Scaling Laws for Native Multimodal Models Challenge Late-Fusion Dominance

Scaling Laws for Native Multimodal Models: A New Look at Architecture and Efficiency

The development of AI models that are multimodal, meaning they can perceive and process the world through different sensory channels like text and images, is a central research area. The current trend is to combine individually pre-trained components, such as image encoders and large language models (LLMs), and then further train them multimodally. These so-called late-fusion architectures show remarkable sample efficiency, but their fundamental superiority over other architectures has remained unclear.

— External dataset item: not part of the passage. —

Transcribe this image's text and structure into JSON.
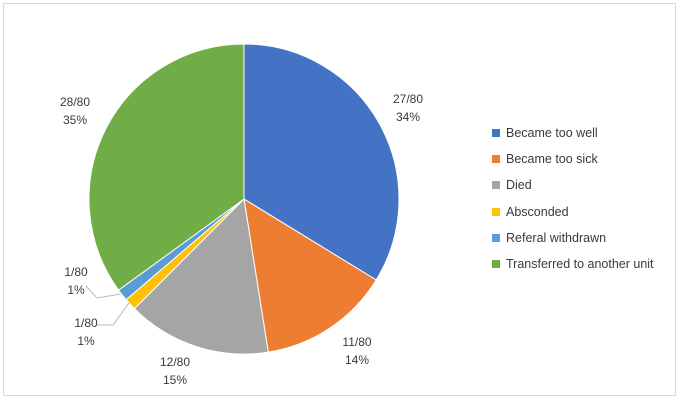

A new study now investigates the architecture of native multimodal models (NMMs), which are trained from scratch with all modalities. In a comprehensive analysis of 457 trained models with different architectures and training data, scaling laws were examined. The results challenge the perceived dominance of late-fusion architectures.

Early-Fusion: Efficient and Powerful

The study shows that early-fusion architectures, which do without separate image encoders, achieve comparable, sometimes even better performance with fewer parameters. Moreover, they are more efficient to train and easier to implement. In early fusion, the different modalities are processed together from the beginning, in contrast to late fusion, where the modalities are first processed separately and only combined later. This advantage of early-fusion models with fewer parameters is particularly relevant with regard to the resources and costs required for training large AI models.

Mixture of Experts (MoE): Modality-Specific Weighting

Building on the promising results of early-fusion architectures, the study also investigated the use of Mixture of Experts (MoE). This technique allows models to learn modality-specific weightings, leading to a significant performance increase. MoE models consist of several expert networks, each specialized in certain aspects of the data. A so-called gating network decides which expert is best suited for the respective input. In the context of multimodal models, experts can be trained for processing text, images, or other modalities.

Implications for the Future of Multimodal AI

The results of this study have far-reaching implications for the development of future multimodal AI systems. The finding that early-fusion architectures, especially in combination with MoE, represent a powerful and efficient alternative to the established late-fusion approaches opens new avenues for research and development. The simplified architecture and reduced training effort could accelerate and democratize the development and deployment of multimodal AI models in various application areas. Further research is necessary to fully exploit the potential of these architectures and to understand the scaling laws for even larger and more complex multimodal models.

Bibliography Shukor, M., Fini, E., Turrisi da Costa, V. G., Cord, M., Susskind, J., & El-Nouby, A. (2025). Scaling Law Hypothesis for Multimodal Model. *arXiv preprint arXiv:2504.07951*. Aghajanyan, A., Dziri, N., Glaese, A., Goyal, N., Heffernan, D., Jain, A., ... & Zettlemoyer, L. (2023). Scaling language models: Methods, analysis & insights from training gopher. *arXiv preprint arXiv:2203.15556*. Bugliarello, E. (2023). *Scaling Laws and Emergent Abilities of Large Language Models* (Doctoral dissertation, University of Copenhagen).